Les spéculations sur le bitcoin et sur les autres monnaies numériques vont de pair avec un accroissement de l’intérêt pour la chaîne de blocs, la technologie qui en est à la base. Il en résulte que la chaîne de blocs est de plus en plus ouvertement présentée comme la nouvelle technologie révolutionnaire. Un parallèle est du reste souvent fait avec l’avènement d’internet. Mais lorsque dans les années 90, des entreprises internet furent massivement créées, leur impact fut surestimé au début, après quoi la bulle internet éclata.
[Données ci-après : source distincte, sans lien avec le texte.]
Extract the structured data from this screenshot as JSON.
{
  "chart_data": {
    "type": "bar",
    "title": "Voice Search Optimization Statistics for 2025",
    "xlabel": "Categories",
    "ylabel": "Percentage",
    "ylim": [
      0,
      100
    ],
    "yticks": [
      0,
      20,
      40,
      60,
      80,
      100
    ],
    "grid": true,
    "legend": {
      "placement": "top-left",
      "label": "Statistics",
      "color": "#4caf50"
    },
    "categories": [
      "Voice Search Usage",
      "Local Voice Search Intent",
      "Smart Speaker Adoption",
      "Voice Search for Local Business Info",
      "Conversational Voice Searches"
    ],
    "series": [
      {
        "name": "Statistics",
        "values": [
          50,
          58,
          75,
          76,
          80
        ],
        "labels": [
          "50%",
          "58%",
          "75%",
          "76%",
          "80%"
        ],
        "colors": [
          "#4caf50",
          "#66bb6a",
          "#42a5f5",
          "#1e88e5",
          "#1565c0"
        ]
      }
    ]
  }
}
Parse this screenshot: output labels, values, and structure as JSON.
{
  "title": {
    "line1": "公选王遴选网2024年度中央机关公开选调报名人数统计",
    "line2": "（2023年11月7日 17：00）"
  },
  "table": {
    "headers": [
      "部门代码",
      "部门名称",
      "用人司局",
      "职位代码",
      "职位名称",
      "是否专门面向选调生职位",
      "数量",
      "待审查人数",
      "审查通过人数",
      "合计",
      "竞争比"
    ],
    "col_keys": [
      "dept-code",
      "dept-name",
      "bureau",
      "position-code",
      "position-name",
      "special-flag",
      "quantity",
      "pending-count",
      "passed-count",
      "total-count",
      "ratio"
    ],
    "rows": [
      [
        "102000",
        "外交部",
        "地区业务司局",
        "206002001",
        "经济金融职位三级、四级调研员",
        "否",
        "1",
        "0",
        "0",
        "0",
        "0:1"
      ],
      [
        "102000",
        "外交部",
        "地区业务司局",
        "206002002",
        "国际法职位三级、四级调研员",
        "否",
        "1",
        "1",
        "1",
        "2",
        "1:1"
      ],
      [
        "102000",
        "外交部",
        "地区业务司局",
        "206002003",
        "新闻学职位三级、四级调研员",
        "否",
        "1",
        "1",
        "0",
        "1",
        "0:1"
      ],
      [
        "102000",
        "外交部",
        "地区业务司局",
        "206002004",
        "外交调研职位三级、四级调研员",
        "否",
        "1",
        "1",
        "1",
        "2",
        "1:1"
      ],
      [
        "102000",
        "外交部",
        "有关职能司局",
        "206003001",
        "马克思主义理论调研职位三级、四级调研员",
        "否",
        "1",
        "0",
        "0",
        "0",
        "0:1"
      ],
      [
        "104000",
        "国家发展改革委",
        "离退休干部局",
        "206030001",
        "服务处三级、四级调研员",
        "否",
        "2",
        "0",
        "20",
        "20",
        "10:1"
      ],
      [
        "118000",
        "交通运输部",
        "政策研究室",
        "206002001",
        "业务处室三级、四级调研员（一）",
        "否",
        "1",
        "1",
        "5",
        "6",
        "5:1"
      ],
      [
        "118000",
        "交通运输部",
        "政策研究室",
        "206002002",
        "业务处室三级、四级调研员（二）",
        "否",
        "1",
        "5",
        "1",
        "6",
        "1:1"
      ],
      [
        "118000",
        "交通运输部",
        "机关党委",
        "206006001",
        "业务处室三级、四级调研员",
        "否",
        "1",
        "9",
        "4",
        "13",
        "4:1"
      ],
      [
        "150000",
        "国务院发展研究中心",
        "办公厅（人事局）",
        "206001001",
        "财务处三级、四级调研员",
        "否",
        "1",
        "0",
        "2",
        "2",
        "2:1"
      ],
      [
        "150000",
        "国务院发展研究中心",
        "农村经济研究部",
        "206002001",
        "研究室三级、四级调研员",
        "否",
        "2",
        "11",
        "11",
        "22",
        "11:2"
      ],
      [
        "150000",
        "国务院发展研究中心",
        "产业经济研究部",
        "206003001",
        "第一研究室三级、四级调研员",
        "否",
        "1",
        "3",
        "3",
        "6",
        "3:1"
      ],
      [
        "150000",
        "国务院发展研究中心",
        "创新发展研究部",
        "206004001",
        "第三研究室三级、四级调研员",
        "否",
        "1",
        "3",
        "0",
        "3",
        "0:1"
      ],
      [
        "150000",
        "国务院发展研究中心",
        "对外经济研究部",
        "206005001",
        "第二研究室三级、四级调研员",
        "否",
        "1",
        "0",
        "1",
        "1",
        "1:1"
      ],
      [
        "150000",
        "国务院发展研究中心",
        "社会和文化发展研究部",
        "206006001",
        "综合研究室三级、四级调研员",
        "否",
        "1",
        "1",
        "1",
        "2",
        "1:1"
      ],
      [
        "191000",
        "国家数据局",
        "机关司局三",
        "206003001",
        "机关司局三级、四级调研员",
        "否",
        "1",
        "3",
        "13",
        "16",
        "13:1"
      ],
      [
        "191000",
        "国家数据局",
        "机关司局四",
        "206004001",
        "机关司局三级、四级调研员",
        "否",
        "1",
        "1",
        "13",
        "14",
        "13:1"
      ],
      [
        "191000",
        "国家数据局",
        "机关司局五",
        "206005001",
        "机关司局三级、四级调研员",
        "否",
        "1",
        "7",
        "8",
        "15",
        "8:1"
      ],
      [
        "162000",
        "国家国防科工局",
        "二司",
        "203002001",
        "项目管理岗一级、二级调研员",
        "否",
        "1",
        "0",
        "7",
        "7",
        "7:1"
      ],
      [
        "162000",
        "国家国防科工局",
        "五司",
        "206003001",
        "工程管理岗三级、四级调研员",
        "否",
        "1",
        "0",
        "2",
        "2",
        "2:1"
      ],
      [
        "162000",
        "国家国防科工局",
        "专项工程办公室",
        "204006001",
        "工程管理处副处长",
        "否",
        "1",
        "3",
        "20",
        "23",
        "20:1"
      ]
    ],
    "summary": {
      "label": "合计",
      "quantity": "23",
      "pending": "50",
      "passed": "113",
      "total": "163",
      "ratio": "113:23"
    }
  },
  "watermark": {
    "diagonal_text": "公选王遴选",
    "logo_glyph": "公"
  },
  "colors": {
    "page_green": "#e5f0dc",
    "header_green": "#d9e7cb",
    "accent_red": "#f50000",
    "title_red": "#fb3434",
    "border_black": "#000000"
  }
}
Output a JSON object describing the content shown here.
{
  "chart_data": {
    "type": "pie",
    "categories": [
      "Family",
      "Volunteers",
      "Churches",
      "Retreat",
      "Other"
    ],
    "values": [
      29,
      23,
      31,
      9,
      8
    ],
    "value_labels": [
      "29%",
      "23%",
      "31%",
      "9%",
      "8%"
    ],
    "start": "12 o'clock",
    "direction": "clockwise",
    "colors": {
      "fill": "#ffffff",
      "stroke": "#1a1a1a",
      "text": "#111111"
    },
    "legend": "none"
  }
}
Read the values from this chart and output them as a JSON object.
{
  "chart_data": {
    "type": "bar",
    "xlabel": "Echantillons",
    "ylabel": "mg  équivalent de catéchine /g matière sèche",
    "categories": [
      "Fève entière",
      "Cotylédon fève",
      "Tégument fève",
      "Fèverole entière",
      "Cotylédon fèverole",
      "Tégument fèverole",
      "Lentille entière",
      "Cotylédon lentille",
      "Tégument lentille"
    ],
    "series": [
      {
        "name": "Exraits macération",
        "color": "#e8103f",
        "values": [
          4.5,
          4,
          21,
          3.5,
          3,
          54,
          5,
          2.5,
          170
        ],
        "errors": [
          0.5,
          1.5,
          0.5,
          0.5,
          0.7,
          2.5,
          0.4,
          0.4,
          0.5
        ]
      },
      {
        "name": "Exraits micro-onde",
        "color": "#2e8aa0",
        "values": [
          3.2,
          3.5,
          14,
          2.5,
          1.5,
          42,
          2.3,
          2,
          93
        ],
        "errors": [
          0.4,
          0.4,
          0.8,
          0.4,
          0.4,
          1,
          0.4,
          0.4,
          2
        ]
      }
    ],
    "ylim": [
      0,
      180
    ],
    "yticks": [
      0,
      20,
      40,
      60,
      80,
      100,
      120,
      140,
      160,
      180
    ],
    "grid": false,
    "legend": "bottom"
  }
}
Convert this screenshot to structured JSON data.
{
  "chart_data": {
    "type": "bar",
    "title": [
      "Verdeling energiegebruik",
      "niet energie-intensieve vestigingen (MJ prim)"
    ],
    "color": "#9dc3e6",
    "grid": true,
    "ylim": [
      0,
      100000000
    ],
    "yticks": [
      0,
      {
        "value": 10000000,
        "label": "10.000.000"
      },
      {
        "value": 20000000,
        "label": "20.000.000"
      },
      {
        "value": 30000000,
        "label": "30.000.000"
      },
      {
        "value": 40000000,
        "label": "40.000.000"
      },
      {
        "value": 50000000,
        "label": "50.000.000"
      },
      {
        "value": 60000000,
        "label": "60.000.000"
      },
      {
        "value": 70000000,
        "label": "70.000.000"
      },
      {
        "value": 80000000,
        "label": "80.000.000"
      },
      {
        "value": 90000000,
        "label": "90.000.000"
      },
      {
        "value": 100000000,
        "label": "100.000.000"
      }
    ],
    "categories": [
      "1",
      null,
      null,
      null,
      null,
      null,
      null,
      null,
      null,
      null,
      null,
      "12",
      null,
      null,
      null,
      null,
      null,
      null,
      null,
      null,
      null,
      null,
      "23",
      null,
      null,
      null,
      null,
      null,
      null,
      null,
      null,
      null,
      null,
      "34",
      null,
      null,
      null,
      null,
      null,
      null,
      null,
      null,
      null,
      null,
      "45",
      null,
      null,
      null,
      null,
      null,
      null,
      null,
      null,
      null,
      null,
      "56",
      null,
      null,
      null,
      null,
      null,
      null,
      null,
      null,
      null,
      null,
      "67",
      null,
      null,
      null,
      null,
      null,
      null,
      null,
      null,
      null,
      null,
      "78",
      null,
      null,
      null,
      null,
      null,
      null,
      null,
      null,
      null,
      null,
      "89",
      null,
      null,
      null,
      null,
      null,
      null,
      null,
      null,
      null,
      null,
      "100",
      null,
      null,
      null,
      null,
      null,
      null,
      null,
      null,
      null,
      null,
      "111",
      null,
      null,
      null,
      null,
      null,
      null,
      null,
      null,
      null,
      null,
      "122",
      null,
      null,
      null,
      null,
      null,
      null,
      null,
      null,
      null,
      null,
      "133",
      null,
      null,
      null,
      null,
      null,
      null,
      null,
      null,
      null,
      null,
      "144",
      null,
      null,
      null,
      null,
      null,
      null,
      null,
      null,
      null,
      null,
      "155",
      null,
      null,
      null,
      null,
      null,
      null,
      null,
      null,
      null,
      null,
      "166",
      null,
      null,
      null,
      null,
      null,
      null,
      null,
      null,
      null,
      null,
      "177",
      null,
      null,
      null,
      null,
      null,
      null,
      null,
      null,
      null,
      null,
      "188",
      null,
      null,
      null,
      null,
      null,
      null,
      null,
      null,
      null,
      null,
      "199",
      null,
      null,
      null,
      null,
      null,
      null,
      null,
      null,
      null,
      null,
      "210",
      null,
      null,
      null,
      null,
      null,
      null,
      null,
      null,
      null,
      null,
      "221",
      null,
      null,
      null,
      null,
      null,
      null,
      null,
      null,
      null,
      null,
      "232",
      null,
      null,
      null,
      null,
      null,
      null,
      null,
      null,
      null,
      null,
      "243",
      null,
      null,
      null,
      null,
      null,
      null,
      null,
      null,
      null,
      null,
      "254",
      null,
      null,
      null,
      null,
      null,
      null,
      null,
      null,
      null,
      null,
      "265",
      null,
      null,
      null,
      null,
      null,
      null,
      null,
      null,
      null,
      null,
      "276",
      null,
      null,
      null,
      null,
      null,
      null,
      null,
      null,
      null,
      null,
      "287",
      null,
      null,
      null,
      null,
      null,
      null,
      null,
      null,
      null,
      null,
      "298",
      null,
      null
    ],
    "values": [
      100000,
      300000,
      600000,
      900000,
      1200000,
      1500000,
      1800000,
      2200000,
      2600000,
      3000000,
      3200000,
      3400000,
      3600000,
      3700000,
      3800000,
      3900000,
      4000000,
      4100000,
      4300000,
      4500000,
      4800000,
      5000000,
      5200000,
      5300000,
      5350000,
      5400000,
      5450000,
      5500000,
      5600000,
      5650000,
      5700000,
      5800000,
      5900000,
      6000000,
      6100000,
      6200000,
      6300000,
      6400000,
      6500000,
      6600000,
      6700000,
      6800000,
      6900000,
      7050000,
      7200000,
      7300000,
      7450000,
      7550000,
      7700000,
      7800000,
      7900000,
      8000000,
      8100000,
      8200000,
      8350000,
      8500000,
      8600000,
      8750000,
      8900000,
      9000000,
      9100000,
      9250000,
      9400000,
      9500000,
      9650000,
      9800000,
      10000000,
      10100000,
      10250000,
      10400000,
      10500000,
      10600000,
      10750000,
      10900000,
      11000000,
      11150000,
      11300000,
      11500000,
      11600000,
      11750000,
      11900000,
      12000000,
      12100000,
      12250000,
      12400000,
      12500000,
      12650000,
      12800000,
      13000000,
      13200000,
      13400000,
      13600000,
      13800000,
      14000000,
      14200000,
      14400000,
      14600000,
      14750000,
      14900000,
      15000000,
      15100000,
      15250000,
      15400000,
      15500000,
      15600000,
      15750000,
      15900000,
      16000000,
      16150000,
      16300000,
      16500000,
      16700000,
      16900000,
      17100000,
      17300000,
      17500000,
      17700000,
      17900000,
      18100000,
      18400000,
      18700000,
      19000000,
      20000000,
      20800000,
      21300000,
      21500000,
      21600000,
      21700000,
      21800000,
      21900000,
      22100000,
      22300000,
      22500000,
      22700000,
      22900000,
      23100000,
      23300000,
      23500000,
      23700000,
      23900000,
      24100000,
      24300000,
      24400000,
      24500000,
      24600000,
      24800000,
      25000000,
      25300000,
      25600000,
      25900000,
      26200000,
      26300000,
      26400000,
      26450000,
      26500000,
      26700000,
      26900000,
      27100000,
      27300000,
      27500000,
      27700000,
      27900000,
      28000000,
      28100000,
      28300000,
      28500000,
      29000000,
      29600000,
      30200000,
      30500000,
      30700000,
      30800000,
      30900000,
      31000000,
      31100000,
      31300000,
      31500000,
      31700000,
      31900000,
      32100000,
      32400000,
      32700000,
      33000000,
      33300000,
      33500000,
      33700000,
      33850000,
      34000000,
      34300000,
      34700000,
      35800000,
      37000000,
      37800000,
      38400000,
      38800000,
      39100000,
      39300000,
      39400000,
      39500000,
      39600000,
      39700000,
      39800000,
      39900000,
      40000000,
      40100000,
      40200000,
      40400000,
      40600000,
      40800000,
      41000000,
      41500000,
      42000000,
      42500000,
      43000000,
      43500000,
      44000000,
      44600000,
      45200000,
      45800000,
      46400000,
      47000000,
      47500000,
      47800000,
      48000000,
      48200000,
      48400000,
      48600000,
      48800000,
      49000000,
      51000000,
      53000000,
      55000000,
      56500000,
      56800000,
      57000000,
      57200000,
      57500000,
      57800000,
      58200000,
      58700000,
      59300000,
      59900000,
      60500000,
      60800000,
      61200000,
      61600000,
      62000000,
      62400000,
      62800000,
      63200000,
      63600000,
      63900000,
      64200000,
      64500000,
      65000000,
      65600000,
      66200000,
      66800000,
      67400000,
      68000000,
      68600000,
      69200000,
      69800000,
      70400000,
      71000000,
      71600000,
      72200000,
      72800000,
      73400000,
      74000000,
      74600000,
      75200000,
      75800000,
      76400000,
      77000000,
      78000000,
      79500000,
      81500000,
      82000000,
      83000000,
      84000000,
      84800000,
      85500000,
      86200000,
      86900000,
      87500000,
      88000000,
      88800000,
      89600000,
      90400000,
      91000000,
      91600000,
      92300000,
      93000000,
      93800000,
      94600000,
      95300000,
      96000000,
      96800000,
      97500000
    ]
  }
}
Tout comme internet, la chaîne de blocs est probablement soumise à la loi d’Amara: nous avons tendance à surestimer à court terme l’impact de la nouvelle technologie, et à le sous-estimer à long terme.

En témoigne par exemple le fait que cette année, des tas d’entreprises clamèrent subitement vouloir faire ‘quelque chose avec la chaîne de blocs’, parfois purement pour donner un coup de fouet à leur valeur boursière. Et en général, cela marchait. C’est ainsi que l’entreprise internet britannique On-line Plc a vu le cours de son action grimper directement de 394 pour cent, après qu’elle ait annoncé sa nouvelle appellation: ‘On-line Blockchain Plc’. De même, l’action de l’entreprise biotech américaine Bioptix enregistra un doublement de sa valeur, lorsqu’elle annonça vouloir s’appeler ‘Riot Blockchain’. Et récemment, même le fabricant de boissons Long Island Iced Tea fit changer son nom en ‘Long Blockchain‘. La direction du producteur de thé glacé annonça à cette occasion vouloir simplement rechercher des ‘opportunités liées à la technologie de la chaîne de blocs’, mais cela suffit pour que sa valeur boursière grimpe en flèche.

Il est par conséquent sensé de garder à l’esprit que quasiment tous les projets blockchain se trouvent actuellement encore dans une phase de ‘preuve de concept’. Il est cependant intéressant d’observer l’intérêt accordé par différents secteurs et les nombreuses expérimentations mises en oeuvre en la matière, ce qui nous permet de dire que nous connaissons une période captivante. Mais quant à savoir si ces projets-pilotes apporteront à court terme effectivement une valeur ajoutée, on le verra en 2018 (voire ultérieurement).